Szwedzkie przechadzki i przesiadki
Ostatni odcinek szwedzkich widokówek [zobacz >>>] [zobacz >>>] poświęcony będzie podróżom pieszym i szynowym, jak też sposobom na ich wygodne łączenie.
Podróż szynowa
Pociągiem
Przy stacji metra wystarczy jeden pas ruchu. Dla autobusów, rzecz jasna (oznakowanie pionowe widoczne po obu stronach jezdni). Mała architektura przy okazji pełni funkcję uspokojenia ruchu, uniemożliwia wyprzedzanie autobusu stojącego na przystanku i ułatwia bezpieczne przechodzenie przez jezdnię. Widać też, na czym polega wygodna przesiadka — wejście do metra znajduje się ok. 5 m od drzwi autobusu.
Idący piechotą jedną z głównych ulic turyści mają ułatwione zadanie trafienia do metra/kolei podmiejskiej dzięki oznakowaniu poziomemu na chodnikach (strzałka widoczna na górze zdjęcia).
Wszyscy zaś mają ułatwione zadanie wejścia na perony – na zdjęciu klatka schodowa w budynku, między sklepami.
Śnieg na peronie nie jest odgarniany, a posypywany kamieniami.
Wsiadłszy do metra, nie ma problemu z przewracaniem się w przejściu przy przyspieszaniu pociągu – można się złapać uchwytów na suficie, wciąż niemożliwych do zainstalowania w Warszawie [zobacz >>>].
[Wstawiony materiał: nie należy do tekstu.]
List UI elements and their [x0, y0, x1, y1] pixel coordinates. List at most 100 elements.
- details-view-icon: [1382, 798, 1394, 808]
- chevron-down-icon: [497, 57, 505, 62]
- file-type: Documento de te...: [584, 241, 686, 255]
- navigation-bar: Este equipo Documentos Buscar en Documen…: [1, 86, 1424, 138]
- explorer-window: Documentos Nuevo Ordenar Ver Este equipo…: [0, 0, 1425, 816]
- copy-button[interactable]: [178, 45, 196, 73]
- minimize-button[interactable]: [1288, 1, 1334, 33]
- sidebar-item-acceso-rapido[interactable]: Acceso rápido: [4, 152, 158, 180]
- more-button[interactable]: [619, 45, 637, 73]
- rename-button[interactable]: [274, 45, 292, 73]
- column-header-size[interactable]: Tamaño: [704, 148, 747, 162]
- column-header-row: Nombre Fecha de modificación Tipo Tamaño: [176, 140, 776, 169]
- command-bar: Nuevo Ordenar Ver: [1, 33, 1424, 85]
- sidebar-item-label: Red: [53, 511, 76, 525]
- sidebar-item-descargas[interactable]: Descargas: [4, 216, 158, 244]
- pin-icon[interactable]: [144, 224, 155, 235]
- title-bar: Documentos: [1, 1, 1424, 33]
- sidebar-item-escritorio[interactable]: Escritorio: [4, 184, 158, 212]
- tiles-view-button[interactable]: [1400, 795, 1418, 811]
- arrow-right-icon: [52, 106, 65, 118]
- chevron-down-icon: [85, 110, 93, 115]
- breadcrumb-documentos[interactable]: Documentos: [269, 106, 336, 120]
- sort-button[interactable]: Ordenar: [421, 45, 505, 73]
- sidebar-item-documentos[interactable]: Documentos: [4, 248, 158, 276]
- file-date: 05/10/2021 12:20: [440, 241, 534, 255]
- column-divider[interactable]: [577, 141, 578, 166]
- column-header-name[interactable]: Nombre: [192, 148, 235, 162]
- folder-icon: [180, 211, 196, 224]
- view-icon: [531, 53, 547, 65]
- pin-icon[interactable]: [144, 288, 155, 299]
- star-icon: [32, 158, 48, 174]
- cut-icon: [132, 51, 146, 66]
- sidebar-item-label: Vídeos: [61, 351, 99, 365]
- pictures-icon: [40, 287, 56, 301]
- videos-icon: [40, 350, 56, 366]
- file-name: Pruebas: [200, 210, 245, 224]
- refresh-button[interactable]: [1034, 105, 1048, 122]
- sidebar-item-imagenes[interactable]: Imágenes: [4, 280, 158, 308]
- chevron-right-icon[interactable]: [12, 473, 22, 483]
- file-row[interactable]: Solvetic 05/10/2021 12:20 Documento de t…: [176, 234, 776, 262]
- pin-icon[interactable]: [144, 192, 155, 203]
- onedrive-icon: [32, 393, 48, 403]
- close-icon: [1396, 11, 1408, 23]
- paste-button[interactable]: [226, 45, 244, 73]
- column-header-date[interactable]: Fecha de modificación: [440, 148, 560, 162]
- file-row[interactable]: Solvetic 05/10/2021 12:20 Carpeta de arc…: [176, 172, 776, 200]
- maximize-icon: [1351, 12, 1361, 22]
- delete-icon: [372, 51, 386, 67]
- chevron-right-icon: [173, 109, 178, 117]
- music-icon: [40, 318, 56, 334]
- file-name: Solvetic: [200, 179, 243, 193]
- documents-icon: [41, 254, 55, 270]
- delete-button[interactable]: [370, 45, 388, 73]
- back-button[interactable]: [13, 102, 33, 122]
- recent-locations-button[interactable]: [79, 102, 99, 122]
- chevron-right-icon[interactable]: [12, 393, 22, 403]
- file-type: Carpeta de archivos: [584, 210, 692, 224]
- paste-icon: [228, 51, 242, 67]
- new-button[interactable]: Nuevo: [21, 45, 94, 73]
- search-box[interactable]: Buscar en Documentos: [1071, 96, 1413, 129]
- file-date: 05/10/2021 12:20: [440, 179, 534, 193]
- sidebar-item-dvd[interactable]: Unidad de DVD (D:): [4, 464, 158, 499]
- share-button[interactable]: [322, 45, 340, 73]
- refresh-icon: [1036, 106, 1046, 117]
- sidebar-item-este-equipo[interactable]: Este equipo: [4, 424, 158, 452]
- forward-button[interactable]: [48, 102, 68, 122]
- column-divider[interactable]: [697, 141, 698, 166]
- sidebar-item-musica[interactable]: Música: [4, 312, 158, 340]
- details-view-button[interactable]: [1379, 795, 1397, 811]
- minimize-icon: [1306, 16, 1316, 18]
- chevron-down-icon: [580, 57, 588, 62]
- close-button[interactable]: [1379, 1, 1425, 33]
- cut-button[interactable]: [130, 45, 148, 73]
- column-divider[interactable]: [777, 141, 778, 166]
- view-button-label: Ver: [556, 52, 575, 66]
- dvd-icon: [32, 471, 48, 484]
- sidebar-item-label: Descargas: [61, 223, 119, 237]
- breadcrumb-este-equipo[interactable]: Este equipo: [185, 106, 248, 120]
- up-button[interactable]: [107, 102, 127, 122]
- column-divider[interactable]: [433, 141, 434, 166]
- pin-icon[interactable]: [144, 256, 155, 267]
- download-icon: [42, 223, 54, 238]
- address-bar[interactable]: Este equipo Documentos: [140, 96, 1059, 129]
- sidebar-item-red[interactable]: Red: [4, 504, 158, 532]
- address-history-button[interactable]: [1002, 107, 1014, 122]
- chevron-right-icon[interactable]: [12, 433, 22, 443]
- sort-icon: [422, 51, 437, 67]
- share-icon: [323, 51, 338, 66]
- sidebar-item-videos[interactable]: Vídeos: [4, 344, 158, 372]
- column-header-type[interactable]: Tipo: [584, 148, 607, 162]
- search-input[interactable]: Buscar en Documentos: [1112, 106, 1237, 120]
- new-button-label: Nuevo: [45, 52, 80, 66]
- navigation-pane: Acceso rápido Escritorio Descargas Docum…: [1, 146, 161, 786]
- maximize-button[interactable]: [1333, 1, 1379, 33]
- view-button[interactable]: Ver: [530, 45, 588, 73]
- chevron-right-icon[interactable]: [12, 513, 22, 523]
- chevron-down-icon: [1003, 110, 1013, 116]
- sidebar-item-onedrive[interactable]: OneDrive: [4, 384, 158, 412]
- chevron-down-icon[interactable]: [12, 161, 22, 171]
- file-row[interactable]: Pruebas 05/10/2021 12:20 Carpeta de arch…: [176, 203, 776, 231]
Z kolei wysiadając z metra można łatwo zorientowac się, czy musimy się spieszyć do autobusu/tramwaju — wyświetlacze umieszczone są przy wyjściu ze stacji.
Tramwajem
Przesiadłszy się do tramwaju możemy dojechać do nowoczesnej dzielnicy Hammarby Sjöstad, a w niej do głównego zadaszanego na całej długości przystanku tramwajowo-autobusowego.
Widać też poprzeczne ciągi komunikacyjno-rekreacyjne nastawione przede wszystkim na pieszych i rowerzystów, podobnie jak w nowej dzielnicy Amsterdamu [zobacz >>>]…
…oraz, tak jak w większości Sztokholmu, brak latarni niepotrzebnie zwężających chodnik. Zamiast tego funkcjonują lampy podwieszane między budynkami.
Podróż piesza
Nieco bardziej dekoracyjną wersję takiego oświetlenia widać na jednym z rozlicznych sztokholmskich deptaków, strzeżonych przed ruchem samochodowym przez nieco azjatycko wyglądających strazników.
Kolejna z podłużnych przestrzeni pieszych.
Tu zaś plac pieszy poniżej poziomu jezdni, coś podobnego do 'patelni’ przy warszawskiej stacji metra Centrum, choć nieco staranniej zagospodarowane. Warto przy okazji przypomnieć, że istnienie korytarzy podziemnych nie stanowi przesłanki do likwidowania przejść naziemnych [zobacz >>>] (przedostatnie zdjęcie).
I różne różnosci
Na koniec kilka migawek sztokholmskich jezdni, a na nich: pasy dla autobusów na moście (obok tej samej liczby pasów dla samochodów)…
…wyniesione przejścia dla pieszych przy rondzie…
…analogiczne rozwiązanie w drodze przez las w północno-wschodniej części miasta…
…oraz progi wyspowe na ulicy obsługującej dużą część ruchu samochodowego i autobusowego do jednego z podsztokholmskich miast.
Na samo zakończenie zaś jeden z pojemników do selektywnej zbiórki odpadów na osiedlu mieszkaniowym – tym razem na odpady organiczne, ze szczelnym zamknięciem, aby nie dostarczać niepożądanych doznań zapachowych. W dzielnicy Hammarby Sjöstad funkcjonuje jeszcze skuteczniejszy system, za pomocą którego odpady wrzucane do odpowiednich pojemników transportowane są systemem podziemnych rur do centralnego punktu zbiórku. Umożliwia to rezygnację z hałaśliwego kursowania śmieciarek po dzielnicy.